The company had recently changed their domain name from x1.com.au to x2.com.au (all domain names changed to protect the innocent) and we had, relatively recently upgraded to Domino 7.0, so there was much finger-pointing in both directions.

Steps Taken
The first thing I did was look through our firewall logs, but I quickly gave up - they were too difficult because of the sheer number of entries. I tried several methods of dumping the files, but they weren't readable and I couldn't see any filtering options.


My first mistake was to not spend enough time checking these logs, it could have saved a lot of time. The answer to filtering the logs turned out to be a tiny icon that I thought was merely screen decoration.

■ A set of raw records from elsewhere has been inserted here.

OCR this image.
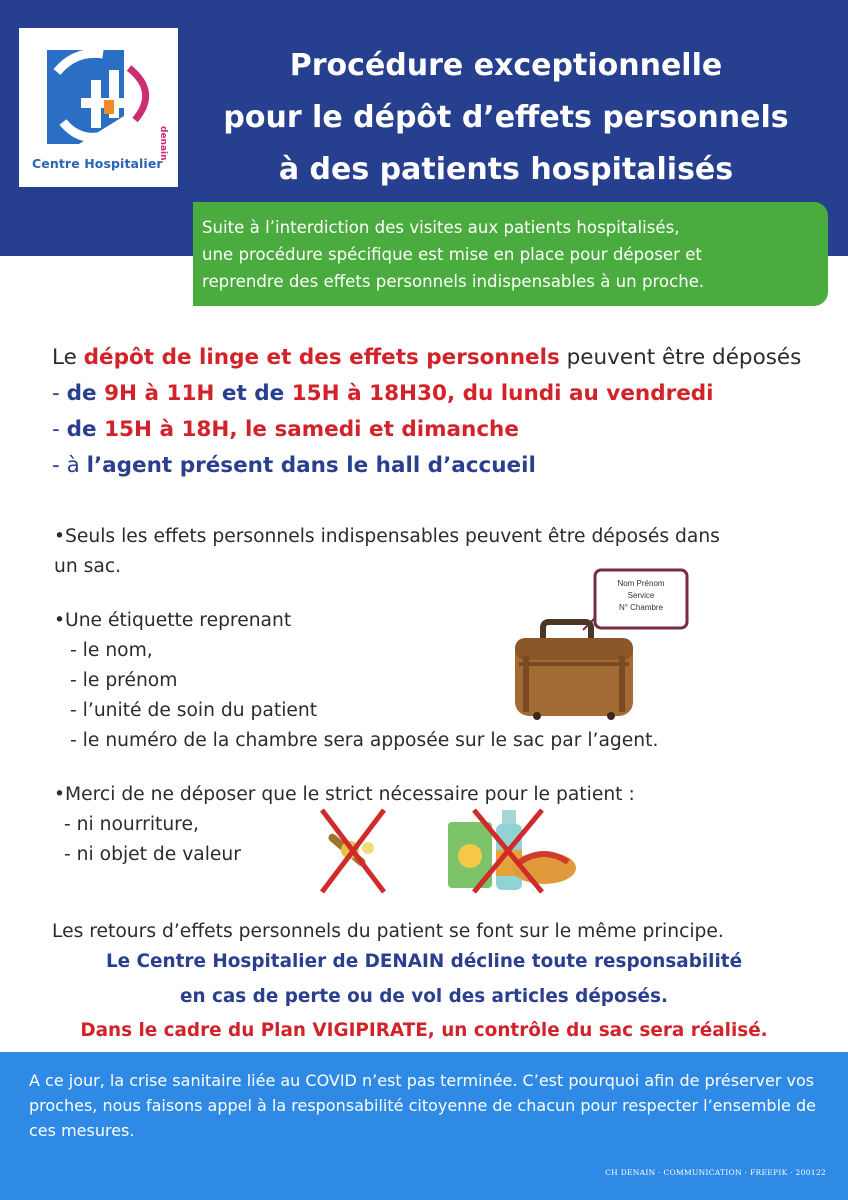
denain
Centre Hospitalier
Procédure exceptionnelle
pour le dépôt d’effets personnels
à des patients hospitalisés
Suite à l’interdiction des visites aux patients hospitalisés,
une procédure spécifique est mise en place pour déposer et
reprendre des effets personnels indispensables à un proche.
Le dépôt de linge et des effets personnels peuvent être déposés
- de 9H à 11H et de 15H à 18H30, du lundi au vendredi
- de 15H à 18H, le samedi et dimanche
- à l’agent présent dans le hall d’accueil
•Seuls les effets personnels indispensables peuvent être déposés dans
un sac.
•Une étiquette reprenant
- le nom,
- le prénom
- l’unité de soin du patient
- le numéro de la chambre sera apposée sur le sac par l’agent.
•Merci de ne déposer que le strict nécessaire pour le patient :
- ni nourriture,
- ni objet de valeur
Nom Prénom
Service
N° Chambre
Les retours d’effets personnels du patient se font sur le même principe.
Le Centre Hospitalier de DENAIN décline toute responsabilité
en cas de perte ou de vol des articles déposés.
Dans le cadre du Plan VIGIPIRATE, un contrôle du sac sera réalisé.
A ce jour, la crise sanitaire liée au COVID n’est pas terminée. C’est pourquoi afin de préserver vos
proches, nous faisons appel à la responsabilité citoyenne de chacun pour respecter l’ensemble de
ces mesures.
CH DENAIN · COMMUNICATION · FREEPIK · 200122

The icon did not popup any 'hover text' which really is a must if you're going to have tiny icons.


So, what did I do?
Well... ...these were over a couple of weeks, not all at once...

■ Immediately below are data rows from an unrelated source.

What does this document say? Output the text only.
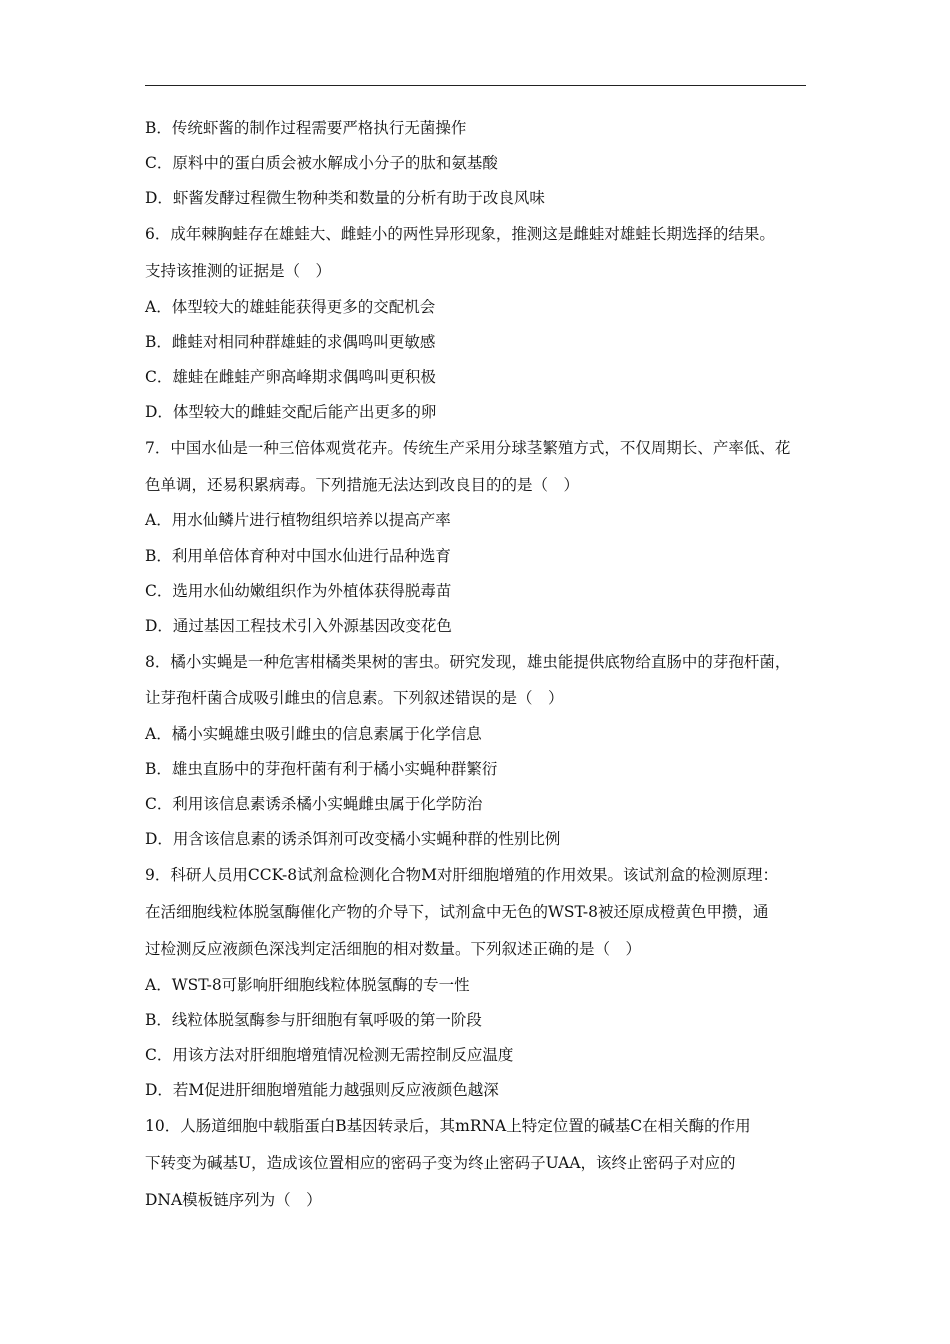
B．传统虾酱的制作过程需要严格执行无菌操作
C．原料中的蛋白质会被水解成小分子的肽和氨基酸
D．虾酱发酵过程微生物种类和数量的分析有助于改良风味
6．成年棘胸蛙存在雄蛙大、雌蛙小的两性异形现象，推测这是雌蛙对雄蛙长期选择的结果。
支持该推测的证据是（　）
A．体型较大的雄蛙能获得更多的交配机会
B．雌蛙对相同种群雄蛙的求偶鸣叫更敏感
C．雄蛙在雌蛙产卵高峰期求偶鸣叫更积极
D．体型较大的雌蛙交配后能产出更多的卵
7．中国水仙是一种三倍体观赏花卉。传统生产采用分球茎繁殖方式，不仅周期长、产率低、花
色单调，还易积累病毒。下列措施无法达到改良目的的是（　）
A．用水仙鳞片进行植物组织培养以提高产率
B．利用单倍体育种对中国水仙进行品种选育
C．选用水仙幼嫩组织作为外植体获得脱毒苗
D．通过基因工程技术引入外源基因改变花色
8．橘小实蝇是一种危害柑橘类果树的害虫。研究发现，雄虫能提供底物给直肠中的芽孢杆菌，
让芽孢杆菌合成吸引雌虫的信息素。下列叙述错误的是（　）
A．橘小实蝇雄虫吸引雌虫的信息素属于化学信息
B．雄虫直肠中的芽孢杆菌有利于橘小实蝇种群繁衍
C．利用该信息素诱杀橘小实蝇雌虫属于化学防治
D．用含该信息素的诱杀饵剂可改变橘小实蝇种群的性别比例
9．科研人员用CCK-8试剂盒检测化合物M对肝细胞增殖的作用效果。该试剂盒的检测原理：
在活细胞线粒体脱氢酶催化产物的介导下，试剂盒中无色的WST-8被还原成橙黄色甲攒，通
过检测反应液颜色深浅判定活细胞的相对数量。下列叙述正确的是（　）
A．WST-8可影响肝细胞线粒体脱氢酶的专一性
B．线粒体脱氢酶参与肝细胞有氧呼吸的第一阶段
C．用该方法对肝细胞增殖情况检测无需控制反应温度
D．若M促进肝细胞增殖能力越强则反应液颜色越深
10．人肠道细胞中载脂蛋白B基因转录后，其mRNA上特定位置的碱基C在相关酶的作用
下转变为碱基U，造成该位置相应的密码子变为终止密码子UAA，该终止密码子对应的
DNA模板链序列为（　）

  1. Added the new domain to our Symantec MailSecurity Whitelists

  2. Added the new domain to our Domino DNS Whitelists

  3. Reinstalled Symantec Mail Security 4.x - In case something was overwritten in the 6.5.4 to 7.0.0 upgrade.

  4. Upgraded to Domino 7.0.1 - To fix the security issues blogged about earlier

  5. Installed Symantec Mail Security 5.0 - Because it was supposed to be more ND7 Compatible

  6. Re-Signed the Databases using an Admin ID instead of the Server.id

  7. Replaced the Design of the Symantec Databases and ran fixup for good measure



Nothing worked.

What did work was to completely disable the Symantec MailSecurity Application but for obvious reasons we didn't want to do that.


Tracking the Problem
The Firewall logs reported the mail as incoming.
From the firewall, the mail goes straight to Symantec MailSecurity on Port 25.

Once MailSecurity has finished it's work, the messages should be forwarded to the Domino server on Port 26. Unfortunately, MailSecurity was simply killing/losing the message, and thus there was nothing in the Notes log to indicate that a message had been received.

Eventually, we disabled just the Premium Anti-spam.
The result was a server crash (ouch).

I had to kill the server task using

NSD.EXE -KILL

When the server came back up, it was able to receive mail from the affected domain.

Hypothesis
The problem seems to be that when they changed domain name, they also changed their email disclaimers. Something in their disclaimers was upsetting the Premium Anti-Spam component of Symantec MailSecurity.


Moving Forward...
Once Premium Anti-Spam was disabled all went well.

I've lost a lot of respect for this utility since it is the second time that it has been responsible for major Domino issues and only the first time in 5.5 years that our server has had a serious crash.

Amusingly, one of the reasons for my intense dislike of this component is that it requires Microsoft SMTP. Funny that having a small Microsoft Mail facility on the server should cause major issues twice in about 6 months, yet Domino itself has not.

The software is disabled and will stay that way unless we get overwhelmed with Spam.
We will not be renewing that license.

(We will renew the Symantec MailSecurity licence, just not the Premium Anti-Spam component).